The center of modern Istanbul is Taksim Square. Starting from the center of Taksim square, take a look at the monument of the Republic, crafted by the famous Italian sculptor Pietro Canonica. It marks the fifth anniversary of the Republic of Turkey's founding in 1923, following the Turkish War of Independence, and includes revolutionary figures such as Atatürk and Ismet Inönü.
The location is a major public transportation hub, acting as the primary transfer point. The historic tram route also begins here. There are a lot of restaurants and shops in the area and the following Istiklal Street, a long, attractive pedestrian retail street nearby.
Ortaköy Square is home to a plethora of upscale waterfront cafés, restaurants, pubs, and nightclubs. A lot of people come here to eat “kumpir” (stuffed baked potatoes).
Stop around Ortaköy Square to take in the ambiance and interact with the trendy young people that crowd the cafés. There's also a lovely baroque mosque situated on the water's edge, which is one of the best examples of the famed Balyan family's craftsmanship. This newly refurbished beauty is well worth a visit.
The Sultanahmet Square, also known as the Hippodrome and surrounded by the renowned Blue Mosque, Hagia Sophia Museum, and Museum of Turkish and Islamic Arts, is one of Istanbul's most well-known tourist attractions and a popular meeting place.

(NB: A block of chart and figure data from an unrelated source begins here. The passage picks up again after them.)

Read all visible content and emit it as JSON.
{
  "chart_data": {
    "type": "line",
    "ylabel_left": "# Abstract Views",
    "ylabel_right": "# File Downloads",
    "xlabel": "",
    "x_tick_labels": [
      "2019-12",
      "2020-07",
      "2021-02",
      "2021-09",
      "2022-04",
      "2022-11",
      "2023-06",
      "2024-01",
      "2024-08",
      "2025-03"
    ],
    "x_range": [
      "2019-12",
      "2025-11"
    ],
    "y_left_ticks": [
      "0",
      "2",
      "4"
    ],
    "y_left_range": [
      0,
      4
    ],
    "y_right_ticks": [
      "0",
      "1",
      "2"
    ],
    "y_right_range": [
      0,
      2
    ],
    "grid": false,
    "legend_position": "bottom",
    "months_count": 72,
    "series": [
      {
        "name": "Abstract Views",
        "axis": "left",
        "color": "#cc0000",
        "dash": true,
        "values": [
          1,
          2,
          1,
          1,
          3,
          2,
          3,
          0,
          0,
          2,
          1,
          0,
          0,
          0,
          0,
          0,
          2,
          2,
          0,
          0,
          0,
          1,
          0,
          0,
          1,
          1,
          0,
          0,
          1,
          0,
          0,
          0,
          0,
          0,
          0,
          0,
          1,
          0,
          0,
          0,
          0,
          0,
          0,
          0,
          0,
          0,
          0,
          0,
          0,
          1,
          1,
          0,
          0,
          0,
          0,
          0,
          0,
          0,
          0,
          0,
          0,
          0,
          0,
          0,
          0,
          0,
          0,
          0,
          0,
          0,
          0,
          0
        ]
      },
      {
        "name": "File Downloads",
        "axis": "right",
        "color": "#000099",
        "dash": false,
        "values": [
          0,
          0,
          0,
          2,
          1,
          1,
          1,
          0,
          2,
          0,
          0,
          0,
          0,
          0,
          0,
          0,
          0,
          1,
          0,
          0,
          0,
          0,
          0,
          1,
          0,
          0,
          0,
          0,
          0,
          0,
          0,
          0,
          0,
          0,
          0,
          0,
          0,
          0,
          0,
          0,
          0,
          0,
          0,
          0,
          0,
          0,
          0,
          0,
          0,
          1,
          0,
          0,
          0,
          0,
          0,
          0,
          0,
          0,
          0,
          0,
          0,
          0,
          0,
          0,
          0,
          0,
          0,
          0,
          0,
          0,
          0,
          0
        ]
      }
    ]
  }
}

The main attractions include strolling about Sultanahmet Square, taking in the serene and historic ambiance while passing by some of Istanbul's most famous buildings, museums, mosques, cathedrals, fountains, and historical sites, and resting at one of the many restaurants and cafés nearby.

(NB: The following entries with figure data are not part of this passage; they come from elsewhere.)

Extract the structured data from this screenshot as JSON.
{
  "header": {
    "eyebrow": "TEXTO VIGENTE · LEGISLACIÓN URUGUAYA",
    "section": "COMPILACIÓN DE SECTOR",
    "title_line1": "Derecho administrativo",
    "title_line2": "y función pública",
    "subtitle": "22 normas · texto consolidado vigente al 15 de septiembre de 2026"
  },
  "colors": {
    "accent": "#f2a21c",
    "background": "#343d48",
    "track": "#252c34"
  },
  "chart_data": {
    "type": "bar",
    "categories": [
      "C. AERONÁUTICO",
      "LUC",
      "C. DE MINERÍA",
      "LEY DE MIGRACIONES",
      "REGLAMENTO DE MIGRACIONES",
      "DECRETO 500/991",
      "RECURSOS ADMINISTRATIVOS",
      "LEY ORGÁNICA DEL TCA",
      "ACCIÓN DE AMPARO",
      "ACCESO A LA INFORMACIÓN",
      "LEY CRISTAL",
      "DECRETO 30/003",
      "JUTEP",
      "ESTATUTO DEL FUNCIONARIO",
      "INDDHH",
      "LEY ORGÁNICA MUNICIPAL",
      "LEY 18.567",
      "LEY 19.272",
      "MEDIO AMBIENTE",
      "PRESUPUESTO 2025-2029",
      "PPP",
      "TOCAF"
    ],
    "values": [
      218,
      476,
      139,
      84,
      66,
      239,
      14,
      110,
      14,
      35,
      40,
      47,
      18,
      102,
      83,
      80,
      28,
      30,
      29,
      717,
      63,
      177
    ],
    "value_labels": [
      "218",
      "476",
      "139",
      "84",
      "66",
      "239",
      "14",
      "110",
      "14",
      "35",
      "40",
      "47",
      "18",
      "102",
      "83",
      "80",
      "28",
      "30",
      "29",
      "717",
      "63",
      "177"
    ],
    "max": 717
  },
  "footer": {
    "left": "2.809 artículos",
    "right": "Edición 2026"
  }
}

Beyazıt Square, also known as Freedom Square, is located in the Fatih neighborhood of Istanbul's European side. The more common name, "Beyazıt Area," is derived from the Bayezid II Mosque, which stands on one side of the square. The grand entrance to Istanbul University, whose campus is home to the Beyazıt Tower, which is also visible from the square, is another important local attraction. The location of the Forum of Theodosius, constructed by Constantine the Great 1700 years ago, has a long history.

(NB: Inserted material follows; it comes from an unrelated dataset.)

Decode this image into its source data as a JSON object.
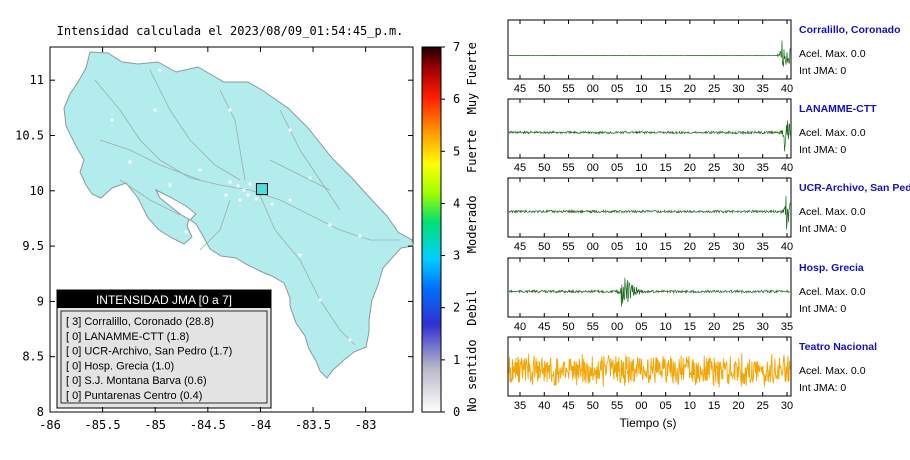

The square is constantly bustling, owing to the abundance of locals feeding countless pigeons and the university students who give it a particular atmosphere, despite being less touristic and having just some low-end business going on. It's a great area to people watch, and it's close to some of Istanbul's most popular tourist attractions. If you like walking, you can walk from Divanyolu to Aksaray through Beyazit Square and Ordu Caddesi. The Old Book Bazaar, Sahaflar Çarşısı (the Old Book Bazaar), and the Grand Bazaar are also nearby.